1981: Of course, we have to start with the very first video that aired on MTV!
1982: MTV played this video so many times, the network is credited with helping make Duran Duran stars in America.
1983: Michael Jackson’s iconic video debuted toward the tail end of the year, on December 2. After each broadcast, MTV advertised when they would next play it, and recorded audience figures ten times the norm!
1984: This was the first year of the MTV Video Music Awards, and the winner of Video of the Year was…
1985: Don Henley was the biggest winner at the 1985 MTV Video Music Awards, taking home four moon men.
1986: Dire Straits earned eleven nominations at the ’86 Video Music Awards, and this video was the most nominated video that year.
1987: Peter Gabriel set a record for the most nominations with 12!
1988: INXS was most-nominated and most-awarded at the ’88 VMAs. This song not only won Video of the Year, but Viewer’s Choice, too!
1989: Neil Young won the VMA this year for “This Note’s For You,” but didn’t win any other category! You could say it was something of an upset. Madonna took home Viewer’s Choice for “Like a Prayer.” And since we haven’t played “This Note’s For You” in 34 years, we figure we’d stick to Madonna here.
1990: Sinead O’Connor captivated MTV audiences with her music video, consisting mostly of a closeup of her face as she experiences sadness and anger after a breakup.
1991: R.E.M. led the VMA’s this year with most nominations and awards.
1992: Van Halen won Video of the Year, with Red Hot Chili Peppers close behind with three moon men. However, the biggest story of the ’92 VMAs was the scuffle between Nirvana and Axl Rose and Guns ‘N Roses.
1993: The big winner this year was Pearl Jam, who won four awards for “Jeremy,” including Video of the Year. (Note: because this video discusses violence and self-harm, this video is only available by going to YouTube directly. Watch by clicking the link.)
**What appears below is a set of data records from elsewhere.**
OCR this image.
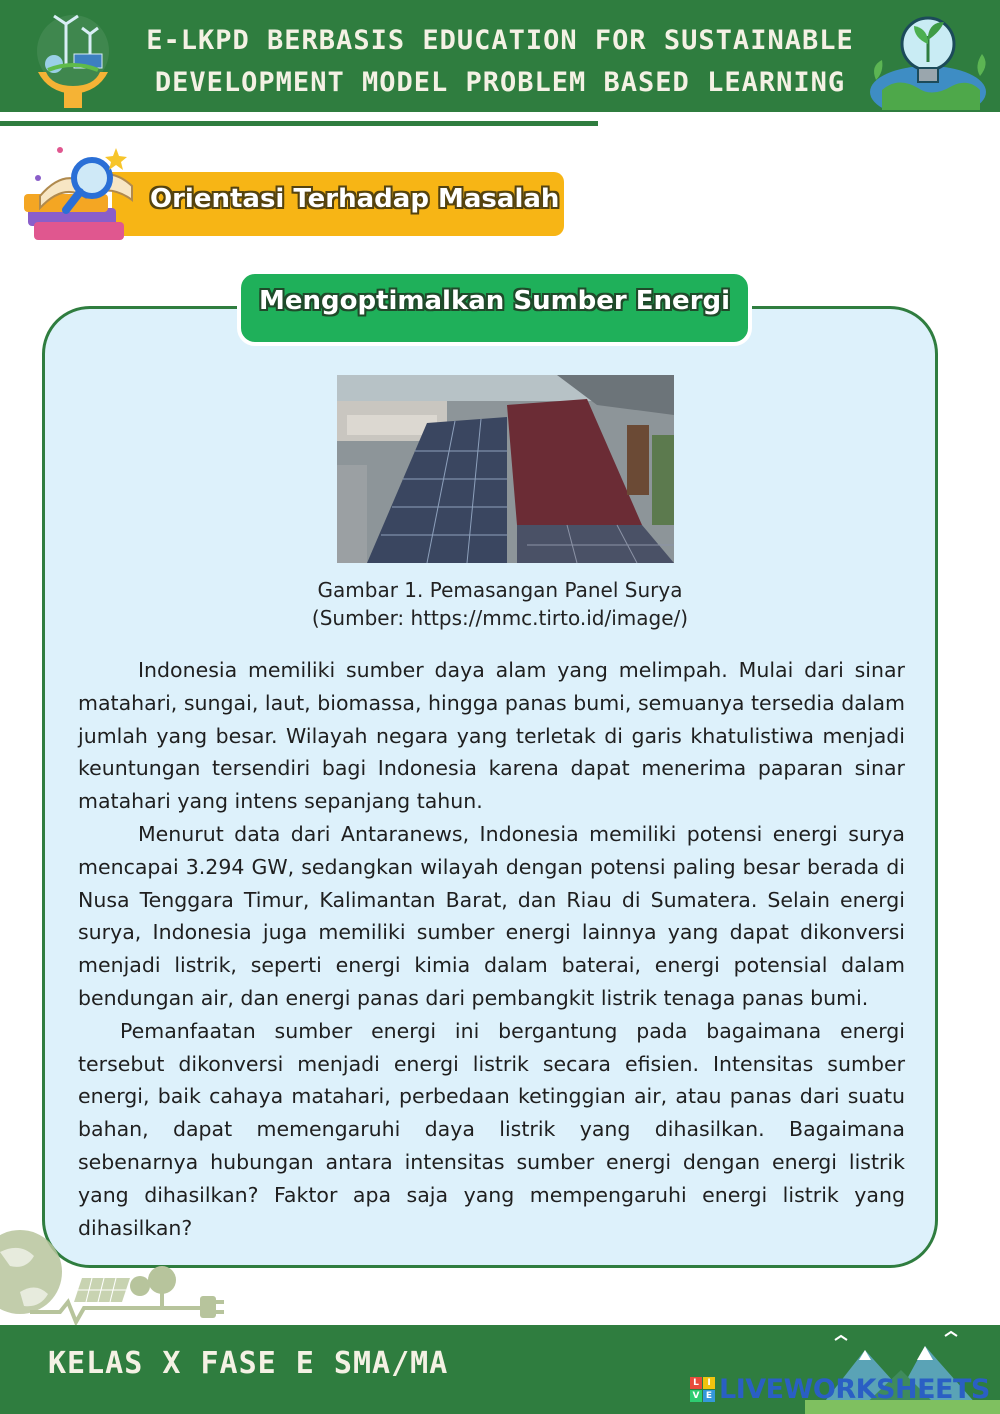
E-LKPD BERBASIS EDUCATION FOR SUSTAINABLE
DEVELOPMENT MODEL PROBLEM BASED LEARNING
Orientasi Terhadap Masalah
Mengoptimalkan Sumber Energi
Gambar 1. Pemasangan Panel Surya
(Sumber: https://mmc.tirto.id/image/)

Indonesia memiliki sumber daya alam yang melimpah. Mulai dari sinar matahari, sungai, laut, biomassa, hingga panas bumi, semuanya tersedia dalam jumlah yang besar. Wilayah negara yang terletak di garis khatulistiwa menjadi keuntungan tersendiri bagi Indonesia karena dapat menerima paparan sinar matahari yang intens sepanjang tahun.

Menurut data dari Antaranews, Indonesia memiliki potensi energi surya mencapai 3.294 GW, sedangkan wilayah dengan potensi paling besar berada di Nusa Tenggara Timur, Kalimantan Barat, dan Riau di Sumatera. Selain energi surya, Indonesia juga memiliki sumber energi lainnya yang dapat dikonversi menjadi listrik, seperti energi kimia dalam baterai, energi potensial dalam bendungan air, dan energi panas dari pembangkit listrik tenaga panas bumi.

Pemanfaatan sumber energi ini bergantung pada bagaimana energi tersebut dikonversi menjadi energi listrik secara efisien. Intensitas sumber energi, baik cahaya matahari, perbedaan ketinggian air, atau panas dari suatu bahan, dapat memengaruhi daya listrik yang dihasilkan. Bagaimana sebenarnya hubungan antara intensitas sumber energi dengan energi listrik yang dihasilkan? Faktor apa saja yang mempengaruhi energi listrik yang dihasilkan?

KELAS X FASE E SMA/MA
L I
V E LIVEWORKSHEETS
1994: Aerosmith won Video of the Year…
…but that’s not what the 1994 VMA’s are remembered for. Michael Jackson and Lisa Marie Presley opened the show and then sealed it with a long kiss. David Letterman also escorted Madonna to the stage.
1995: TLC became the first African-American music act to win Video of the Year for “Waterfalls.” The video also won Viewer’s Choice.
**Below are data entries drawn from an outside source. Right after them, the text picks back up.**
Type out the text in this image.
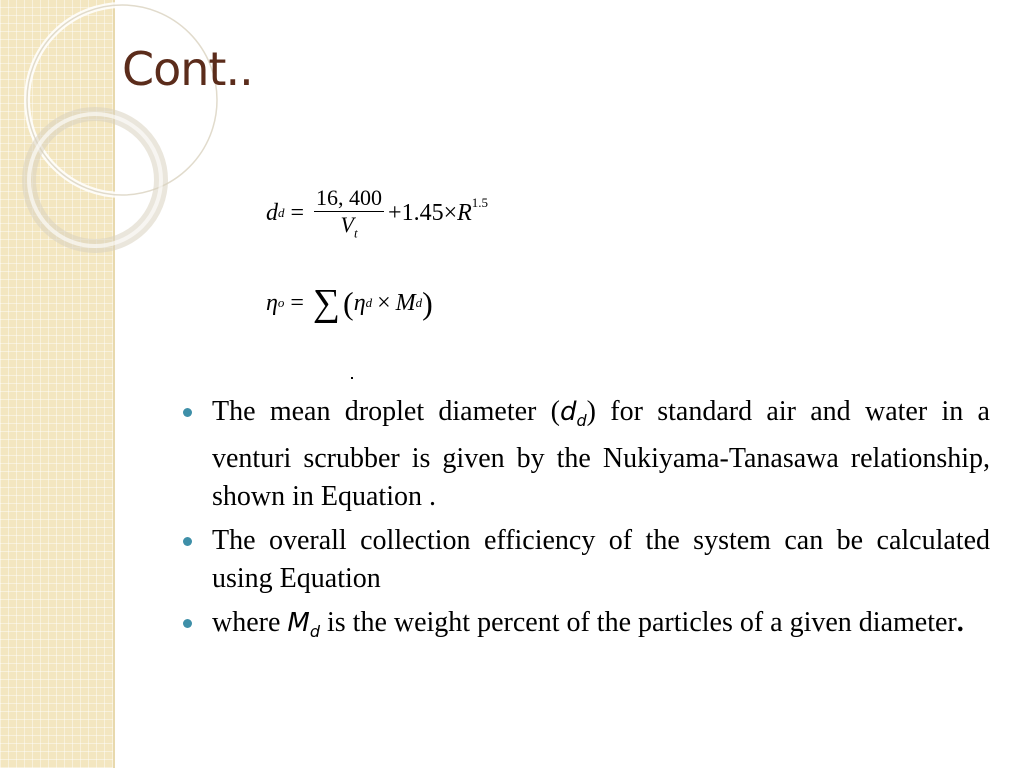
Cont..
d $d = \frac{16, 400}{V_t} +1.45\times R$ 1.5
η o = ∑ ( η d × M d )
The mean droplet diameter $(d_d)$ for standard air and water in a venturi scrubber is given by the Nukiyama-Tanasawa relationship, shown in Equation .
The overall collection efficiency of the system can be calculated using Equation
where $M_d$ is the weight percent of the particles of a given diameter.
1996: The Smashing Pumpkins had nine nominations and opened the show despite being down two of their five members. Their touring keyboardist had died days earlier due to a heroin overdose and they had just kicked their longtime drummer Jimmy Chamberlin out of the band.
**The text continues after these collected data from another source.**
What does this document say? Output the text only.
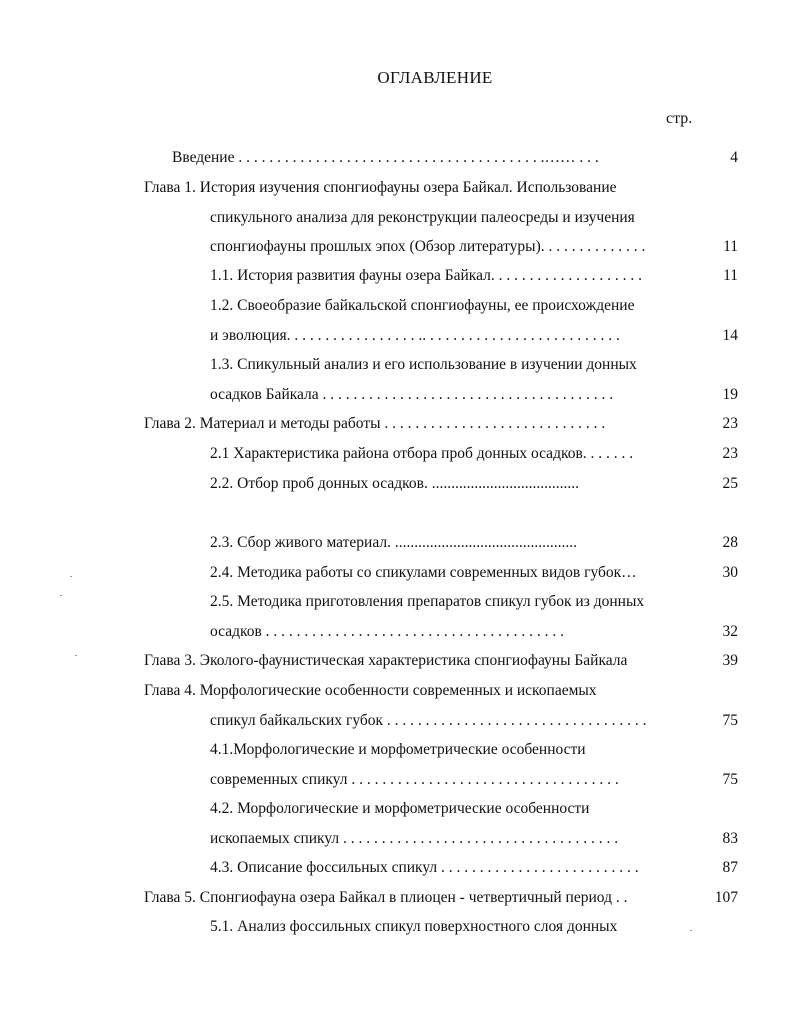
ОГЛАВЛЕНИЕ
стр.
Введение . . . . . . . . . . . . . . . . . . . . . . . . . . . . . . . . . . . . . . . .…… . . .	4
Глава 1. История изучения спонгиофауны озера Байкал. Использование
спикульного анализа для реконструкции палеосреды и изучения
спонгиофауны прошлых эпох (Обзор литературы). . . . . . . . . . . . . .	11
1.1. История развития фауны озера Байкал. . . . . . . . . . . . . . . . . . . .	11
1.2. Своеобразие байкальской спонгиофауны, ее происхождение
и эволюция. . . . . . . . . . . . . . . . . .. . . . . . . . . . . . . . . . . . . . . . . . . .	14
1.3. Спикульный анализ и его использование в изучении донных
осадков Байкала . . . . . . . . . . . . . . . . . . . . . . . . . . . . . . . . . . . . . .	19
Глава 2. Материал и методы работы . . . . . . . . . . . . . . . . . . . . . . . . . . . . .	23
2.1 Характеристика района отбора проб донных осадков. . . . . . .	23
2.2. Отбор проб донных осадков. ......................................	25
2.3. Сбор живого материал. ...............................................	28
2.4. Методика работы со спикулами современных видов губок…	30
2.5. Методика приготовления препаратов спикул губок из донных
осадков . . . . . . . . . . . . . . . . . . . . . . . . . . . . . . . . . . . . . . .	32
Глава 3. Эколого-фаунистическая характеристика спонгиофауны Байкала	39
Глава 4. Морфологические особенности современных и ископаемых
спикул байкальских губок . . . . . . . . . . . . . . . . . . . . . . . . . . . . . . . . . .	75
4.1.Морфологические и морфометрические особенности
современных спикул . . . . . . . . . . . . . . . . . . . . . . . . . . . . . . . . . . .	75
4.2. Морфологические и морфометрические особенности
ископаемых спикул . . . . . . . . . . . . . . . . . . . . . . . . . . . . . . . . . . . .	83
4.3. Описание фоссильных спикул . . . . . . . . . . . . . . . . . . . . . . . . . .	87
Глава 5. Спонгиофауна озера Байкал в плиоцен - четвертичный период . .	107
5.1. Анализ фоссильных спикул поверхностного слоя донных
1997: Jamiroquai won the top award in 1997, receiving 10 nominations for “Virtual Insanity.” Beck was the top winner of the ’97 VMA’s, taking home five moon men.
1998: Madonna topped the ’98 VMA’s, winning six awards, including Video of the Year for “Ray of Light.”
1999: Ricky Martin was the most-awarded artist of the evening and was the first Latin nominee for Video of the Year, but lost to Lauryn Hill’s “Doo Wop”, the first hip hop video to win the award.
2000: Eminem won Video of the Year, but the 2000 VMA’s was pretty notable for a few other reasons. Tim Commerford of Rage Against the Machine climbed some scaffolding and refused to come down after they lost Best Rock Video. He ended up spending the night in jail. Britney Spears also performed “Oops!… I Did It Again” dressed in a nude-colored bra top and pants.